St. Just approached the building with no small trepidation. He had had a particular abhorrence for such places ever since he had spent every weekend for four months trying to find a suitable accommodation for his mother several years before, determined to meet her expressed wish “to die by the sea.” She had in fact succumbed in a small, quiet, and fastidiously run establishment operated by Anglican nuns, not far from St. Ives. Still, he never could set foot in the door of any of these “assisted living” places without breathing a fervent prayer that he would die quickly, in his home, in his sleep.

He had taken enormous satisfaction, however, in getting one of these operations shut down by the local authorities; he periodically checked to make sure its former owner was still in his cage and likely to remain there.

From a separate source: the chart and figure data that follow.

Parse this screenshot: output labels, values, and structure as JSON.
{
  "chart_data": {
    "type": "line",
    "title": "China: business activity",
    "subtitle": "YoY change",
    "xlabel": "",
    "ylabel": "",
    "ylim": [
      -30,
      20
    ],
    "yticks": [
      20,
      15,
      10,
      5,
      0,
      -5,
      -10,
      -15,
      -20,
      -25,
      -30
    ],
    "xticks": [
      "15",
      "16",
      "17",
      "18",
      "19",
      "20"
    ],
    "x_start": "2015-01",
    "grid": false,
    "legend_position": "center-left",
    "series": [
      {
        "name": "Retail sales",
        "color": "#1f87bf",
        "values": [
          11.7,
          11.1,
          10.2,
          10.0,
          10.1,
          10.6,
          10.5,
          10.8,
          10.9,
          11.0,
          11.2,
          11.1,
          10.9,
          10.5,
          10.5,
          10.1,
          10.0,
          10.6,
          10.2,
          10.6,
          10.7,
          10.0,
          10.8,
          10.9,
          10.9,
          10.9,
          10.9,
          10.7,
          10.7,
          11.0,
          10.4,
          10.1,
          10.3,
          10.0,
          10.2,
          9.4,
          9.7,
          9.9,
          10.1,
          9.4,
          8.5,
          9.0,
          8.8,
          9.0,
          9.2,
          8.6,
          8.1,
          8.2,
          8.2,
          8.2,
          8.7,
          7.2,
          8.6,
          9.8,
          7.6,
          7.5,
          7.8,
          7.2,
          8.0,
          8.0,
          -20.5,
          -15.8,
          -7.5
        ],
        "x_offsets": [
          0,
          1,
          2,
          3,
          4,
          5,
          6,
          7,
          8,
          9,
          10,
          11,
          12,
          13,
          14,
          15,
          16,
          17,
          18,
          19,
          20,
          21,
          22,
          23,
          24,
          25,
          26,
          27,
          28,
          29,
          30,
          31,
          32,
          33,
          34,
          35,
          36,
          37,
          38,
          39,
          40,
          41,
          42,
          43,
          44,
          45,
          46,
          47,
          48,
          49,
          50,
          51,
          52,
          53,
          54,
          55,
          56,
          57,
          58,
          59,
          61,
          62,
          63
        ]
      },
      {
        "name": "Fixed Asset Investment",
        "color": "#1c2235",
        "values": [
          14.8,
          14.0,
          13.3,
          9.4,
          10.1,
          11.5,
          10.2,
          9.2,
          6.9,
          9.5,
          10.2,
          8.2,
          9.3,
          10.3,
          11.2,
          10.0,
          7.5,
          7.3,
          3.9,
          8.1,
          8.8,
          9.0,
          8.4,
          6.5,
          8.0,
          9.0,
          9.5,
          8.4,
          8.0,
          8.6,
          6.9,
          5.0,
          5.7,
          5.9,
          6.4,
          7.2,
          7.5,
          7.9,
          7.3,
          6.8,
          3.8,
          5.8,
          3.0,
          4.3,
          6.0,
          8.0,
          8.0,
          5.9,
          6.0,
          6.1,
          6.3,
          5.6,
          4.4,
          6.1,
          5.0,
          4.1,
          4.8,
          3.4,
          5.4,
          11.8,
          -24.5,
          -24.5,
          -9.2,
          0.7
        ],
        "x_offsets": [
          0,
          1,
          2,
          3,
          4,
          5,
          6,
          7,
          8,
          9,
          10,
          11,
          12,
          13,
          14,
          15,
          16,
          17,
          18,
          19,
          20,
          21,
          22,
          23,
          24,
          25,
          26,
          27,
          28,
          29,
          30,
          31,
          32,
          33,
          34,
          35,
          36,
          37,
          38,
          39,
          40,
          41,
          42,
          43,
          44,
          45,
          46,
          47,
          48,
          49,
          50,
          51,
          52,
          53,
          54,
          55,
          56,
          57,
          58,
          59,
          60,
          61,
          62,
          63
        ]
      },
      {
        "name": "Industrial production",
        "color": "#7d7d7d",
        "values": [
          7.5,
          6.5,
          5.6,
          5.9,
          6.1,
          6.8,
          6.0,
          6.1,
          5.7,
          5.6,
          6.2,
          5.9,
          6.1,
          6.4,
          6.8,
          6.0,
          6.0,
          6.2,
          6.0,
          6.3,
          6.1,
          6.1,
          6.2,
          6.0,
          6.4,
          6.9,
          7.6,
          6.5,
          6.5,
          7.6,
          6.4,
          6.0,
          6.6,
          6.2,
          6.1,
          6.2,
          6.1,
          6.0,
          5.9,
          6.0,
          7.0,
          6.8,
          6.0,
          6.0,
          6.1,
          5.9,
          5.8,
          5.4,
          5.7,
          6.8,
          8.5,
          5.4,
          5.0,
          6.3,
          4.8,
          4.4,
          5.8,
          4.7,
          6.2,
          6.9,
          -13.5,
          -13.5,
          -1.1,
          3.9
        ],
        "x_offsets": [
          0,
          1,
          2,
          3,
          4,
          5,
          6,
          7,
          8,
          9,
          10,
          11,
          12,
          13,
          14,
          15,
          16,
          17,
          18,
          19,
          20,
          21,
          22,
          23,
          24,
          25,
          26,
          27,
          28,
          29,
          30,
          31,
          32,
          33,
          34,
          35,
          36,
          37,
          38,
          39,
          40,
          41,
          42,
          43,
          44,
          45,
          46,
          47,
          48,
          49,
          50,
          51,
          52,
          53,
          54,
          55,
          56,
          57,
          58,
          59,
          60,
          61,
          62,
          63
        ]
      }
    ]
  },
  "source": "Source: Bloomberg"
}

This place was better than most, he could see right away. Quite pricey, too, from the look of things, although the decoration leaned heavily toward sentimental scenes from the Bible featuring a patient Christ dividing loaves, roughing up the money changers, or delivering the Sermon on the Mount. The place was spotless, with fresh flowers dotted about the hallway tables. Agnes must have done well for herself out of at least one of her husbands.

The woman who bustled up to him wore not the starched nurse uniform and cap of old, but a brightly colored smock over white nylon trousers, the smock covered with what looked to be bright yellow ducks roving happily in a field of red tulips at sunset. It would have been suitable garb for a preschool setting.

Catching his look, the nurse, who had introduced herself as Mrs. Mott, laughed.

“We try to do away with any reminders that they are effectively in a hospital and not, frankly, likely ever to leave under their own steam. Something cheerful to look at, that’s the ticket. I don’t much mind looking a bloody fool, although I do get some stares when I have to stop in the Sainsbury’s on my way home. Right! Now, you’re here to see Agnes. I’ve told her to expect a visitor, but I didn’t go into the details. Thought I might leave all that to you. You’ll find her on the tennis courts.”

At his look of surprise, she laughed.